Nach Artikel 26 und in den oben beschriebenen außergewöhnlichen Umständen können Kontrollen für einen Zeitraum von bis zu sechs Monaten verlängert werden. Dieser Zeitraum kann um weitere sechs Monate bis zu maximal zwei Jahren verlängert werden.

Der nicht-öffentliche Berichtsentwurf beruht auf unangekündigten Besuchen vor Ort, die im Zeitraum vom 10. bis zum 13. November 2015 an der griechisch-türkischen Landgrenze sowie auf den Inseln Chios und Samos stattfanden.
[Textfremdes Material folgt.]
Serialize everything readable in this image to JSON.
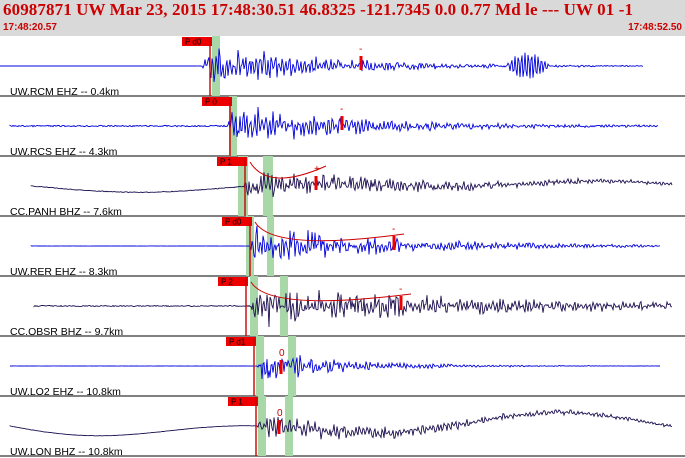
{
  "header": {
    "title": "60987871 UW Mar 23, 2015 17:48:30.51    46.8325 -121.7345  0.0 0.77 Md le --- UW 01   -1",
    "time_start": "17:48:20.57",
    "time_end": "17:48:52.50"
  },
  "colors": {
    "header_bg": "#d9d9d9",
    "title_red": "#cc0000",
    "pick_red": "#ee0000",
    "window_green": "#a8d8a8",
    "trace_blue": "#0000dd",
    "trace_navy": "#1e1050",
    "coda_line": "#cc0000"
  },
  "traces": [
    {
      "label": "UW.RCM EHZ -- 0.4km",
      "pick": "P d0",
      "polarity": "-",
      "color": "blue",
      "signal": {
        "flat_end": 0.285,
        "onset": 0.31,
        "amp": 0.95,
        "noise": 0.04,
        "decay": 0.18,
        "extra_burst": 0.77
      }
    },
    {
      "label": "UW.RCS EHZ -- 4.3km",
      "pick": "P 0",
      "polarity": "-",
      "color": "blue",
      "signal": {
        "flat_end": 0.015,
        "onset": 0.345,
        "amp": 0.9,
        "noise": 0.22,
        "decay": 0.2
      }
    },
    {
      "label": "CC.PANH BHZ -- 7.6km",
      "pick": "P 1",
      "polarity": "+",
      "color": "navy",
      "signal": {
        "flat_end": 0.045,
        "onset": 0.37,
        "amp": 0.55,
        "noise": 0.12,
        "decay": 0.3,
        "drift": 0.35
      }
    },
    {
      "label": "UW.RER EHZ -- 8.3km",
      "pick": "P d0",
      "polarity": "-",
      "color": "blue",
      "signal": {
        "flat_end": 0.045,
        "onset": 0.38,
        "amp": 0.95,
        "noise": 0.03,
        "decay": 0.2
      }
    },
    {
      "label": "CC.OBSR BHZ -- 9.7km",
      "pick": "P 2",
      "polarity": "-",
      "color": "navy",
      "signal": {
        "flat_end": 0.05,
        "onset": 0.38,
        "amp": 0.9,
        "noise": 0.18,
        "decay": 0.35
      }
    },
    {
      "label": "UW.LO2 EHZ -- 10.8km",
      "pick": "P d1",
      "polarity": "0",
      "color": "blue",
      "signal": {
        "flat_end": 0.015,
        "onset": 0.39,
        "amp": 0.8,
        "noise": 0.04,
        "decay": 0.12
      }
    },
    {
      "label": "UW.LON BHZ -- 10.8km",
      "pick": "P 1",
      "polarity": "0",
      "color": "navy",
      "signal": {
        "flat_end": 0.015,
        "onset": 0.39,
        "amp": 0.5,
        "noise": 0.05,
        "decay": 0.3,
        "drift": 0.75
      }
    }
  ]
}
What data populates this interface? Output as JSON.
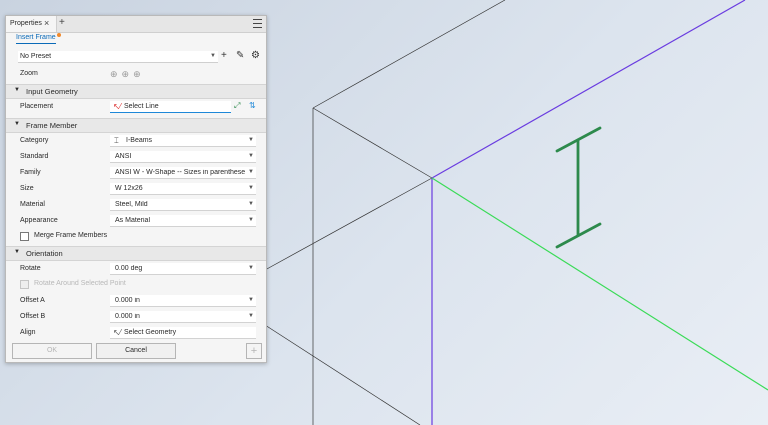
{
  "tabs": [
    {
      "label": "Properties",
      "close": "×"
    }
  ],
  "tab_add": "+",
  "command_tab": "Insert Frame",
  "preset": {
    "value": "No Preset",
    "tools": [
      "+",
      "✎",
      "⚙"
    ]
  },
  "zoom": {
    "label": "Zoom",
    "icons": [
      "zoom-fit-icon",
      "zoom-in-icon",
      "zoom-out-icon"
    ]
  },
  "sections": {
    "input_geometry": "Input Geometry",
    "frame_member": "Frame Member",
    "orientation": "Orientation"
  },
  "placement": {
    "label": "Placement",
    "value": "Select Line"
  },
  "frame_member": [
    {
      "label": "Category",
      "value": "I-Beams"
    },
    {
      "label": "Standard",
      "value": "ANSI"
    },
    {
      "label": "Family",
      "value": "ANSI W - W-Shape -- Sizes in parentheses h"
    },
    {
      "label": "Size",
      "value": "W 12x26"
    },
    {
      "label": "Material",
      "value": "Steel, Mild"
    },
    {
      "label": "Appearance",
      "value": "As Material"
    }
  ],
  "merge": {
    "label": "Merge Frame Members"
  },
  "orientation": {
    "rotate": {
      "label": "Rotate",
      "value": "0.00 deg"
    },
    "rotate_around": {
      "label": "Rotate Around Selected Point"
    },
    "offset_a": {
      "label": "Offset A",
      "value": "0.000 in"
    },
    "offset_b": {
      "label": "Offset B",
      "value": "0.000 in"
    },
    "align": {
      "label": "Align",
      "value": "Select Geometry"
    }
  },
  "buttons": {
    "ok": "OK",
    "cancel": "Cancel",
    "apply": "+"
  },
  "colors": {
    "accent": "#0a6ab8",
    "purple_edge": "#6a3ce0",
    "green_edge": "#3adb57",
    "beam": "#2d8a4c"
  }
}
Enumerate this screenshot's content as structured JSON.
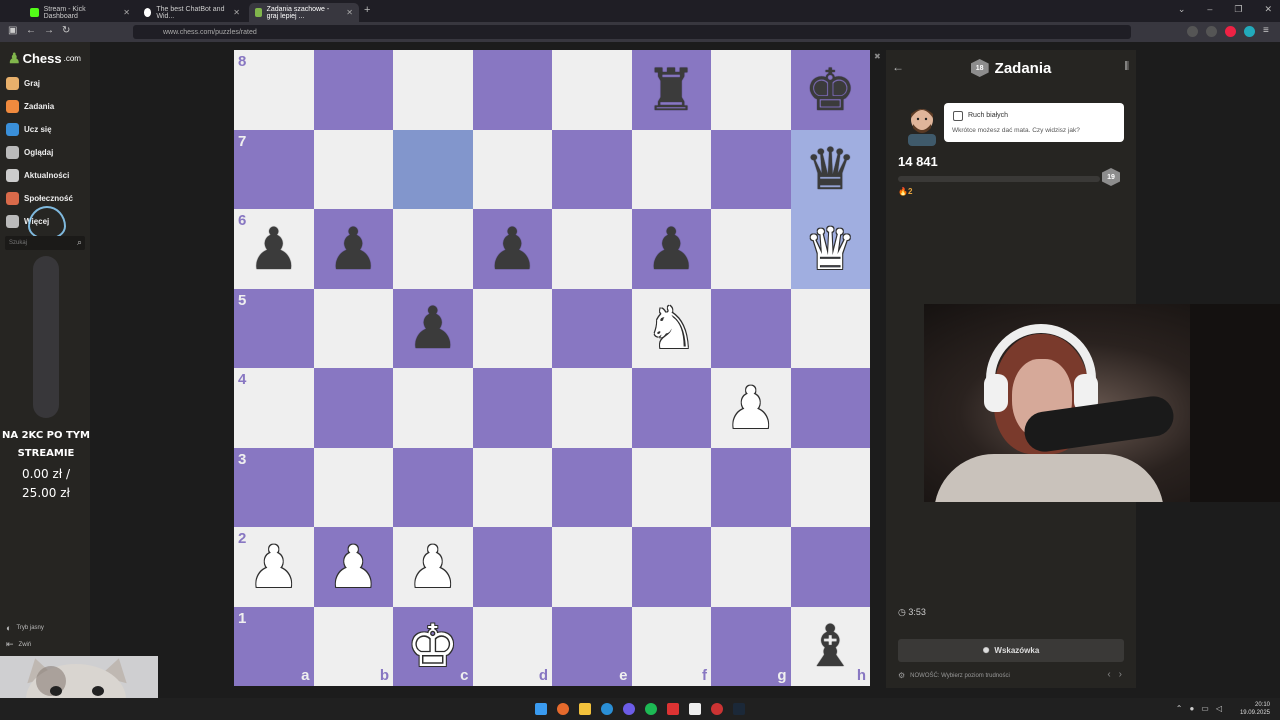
{
  "browser": {
    "tabs": [
      {
        "label": "Stream - Kick Dashboard",
        "icon": "kick-icon",
        "color": "#53fc18"
      },
      {
        "label": "The best ChatBot and Wid...",
        "icon": "chatbot-icon",
        "color": "#ffffff"
      },
      {
        "label": "Zadania szachowe - graj lepiej ...",
        "icon": "chess-favicon",
        "color": "#81b64c"
      }
    ],
    "url": "www.chess.com/puzzles/rated",
    "new_tab": "+"
  },
  "sidebar": {
    "logo": "Chess",
    "logo_suffix": ".com",
    "items": [
      {
        "label": "Graj",
        "icon": "play-icon",
        "color": "#e8b06b"
      },
      {
        "label": "Zadania",
        "icon": "puzzle-icon",
        "color": "#f08a3e"
      },
      {
        "label": "Ucz się",
        "icon": "learn-icon",
        "color": "#3a8fd9"
      },
      {
        "label": "Oglądaj",
        "icon": "watch-icon",
        "color": "#bbbbbb"
      },
      {
        "label": "Aktualności",
        "icon": "news-icon",
        "color": "#cccccc"
      },
      {
        "label": "Społeczność",
        "icon": "community-icon",
        "color": "#d96a4a"
      },
      {
        "label": "Więcej",
        "icon": "more-icon",
        "color": "#bbbbbb"
      }
    ],
    "search_placeholder": "Szukaj",
    "bottom": [
      {
        "label": "Tryb jasny",
        "icon": "theme-icon"
      },
      {
        "label": "Zwiń",
        "icon": "collapse-icon"
      }
    ]
  },
  "donation": {
    "line1": "NA 2KC PO TYM",
    "line2": "STREAMIE",
    "line3": "0.00 zł /",
    "line4": "25.00 zł"
  },
  "board": {
    "ranks": [
      "8",
      "7",
      "6",
      "5",
      "4",
      "3",
      "2",
      "1"
    ],
    "files": [
      "a",
      "b",
      "c",
      "d",
      "e",
      "f",
      "g",
      "h"
    ],
    "pieces": [
      {
        "sq": "f8",
        "glyph": "♜",
        "color": "b",
        "name": "black-rook"
      },
      {
        "sq": "h8",
        "glyph": "♚",
        "color": "b",
        "name": "black-king"
      },
      {
        "sq": "h7",
        "glyph": "♛",
        "color": "b",
        "name": "black-queen"
      },
      {
        "sq": "a6",
        "glyph": "♟",
        "color": "b",
        "name": "black-pawn"
      },
      {
        "sq": "b6",
        "glyph": "♟",
        "color": "b",
        "name": "black-pawn"
      },
      {
        "sq": "d6",
        "glyph": "♟",
        "color": "b",
        "name": "black-pawn"
      },
      {
        "sq": "f6",
        "glyph": "♟",
        "color": "b",
        "name": "black-pawn"
      },
      {
        "sq": "h6",
        "glyph": "♛",
        "color": "w",
        "name": "white-queen"
      },
      {
        "sq": "c5",
        "glyph": "♟",
        "color": "b",
        "name": "black-pawn"
      },
      {
        "sq": "f5",
        "glyph": "♞",
        "color": "w",
        "name": "white-knight"
      },
      {
        "sq": "g4",
        "glyph": "♟",
        "color": "w",
        "name": "white-pawn"
      },
      {
        "sq": "a2",
        "glyph": "♟",
        "color": "w",
        "name": "white-pawn"
      },
      {
        "sq": "b2",
        "glyph": "♟",
        "color": "w",
        "name": "white-pawn"
      },
      {
        "sq": "c2",
        "glyph": "♟",
        "color": "w",
        "name": "white-pawn"
      },
      {
        "sq": "c1",
        "glyph": "♚",
        "color": "w",
        "name": "white-king"
      },
      {
        "sq": "h1",
        "glyph": "♝",
        "color": "b",
        "name": "black-bishop"
      }
    ],
    "highlights": [
      "c7",
      "h7",
      "h6"
    ],
    "colors": {
      "light": "#efefef",
      "dark": "#8877c2"
    }
  },
  "panel": {
    "title": "Zadania",
    "title_badge": "18",
    "bubble_title": "Ruch białych",
    "bubble_text": "Wkrótce możesz dać mata. Czy widzisz jak?",
    "score": "14 841",
    "rank_badge": "19",
    "streak": "2",
    "streak_icon": "flame-icon",
    "progress_fraction": 0,
    "timer": "3:53",
    "hint_label": "Wskazówka",
    "news_text": "NOWOŚĆ: Wybierz poziom trudności"
  },
  "taskbar": {
    "time": "20:10",
    "date": "19.09.2025"
  }
}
In dem Bericht werden das Personal der Polizei und der Küstenwache vor Ort, die Wirksamkeit des Identifizierungs- und Registrierungsprozesses, die Überwachung der Seegrenzen und die Zusammenarbeit mit Nachbarländern untersucht.

  • Weitere Informationen finden Sie in der vollständigen Pressemitteilung.
  • Zum Schengener Grenzkodex gelangen Sie hier (PDF, 931 KB).
  • Informationen zum Schengener Evaluierungs- und Überwachungsmechanismus finden Sie hier (PDF, 781 KB).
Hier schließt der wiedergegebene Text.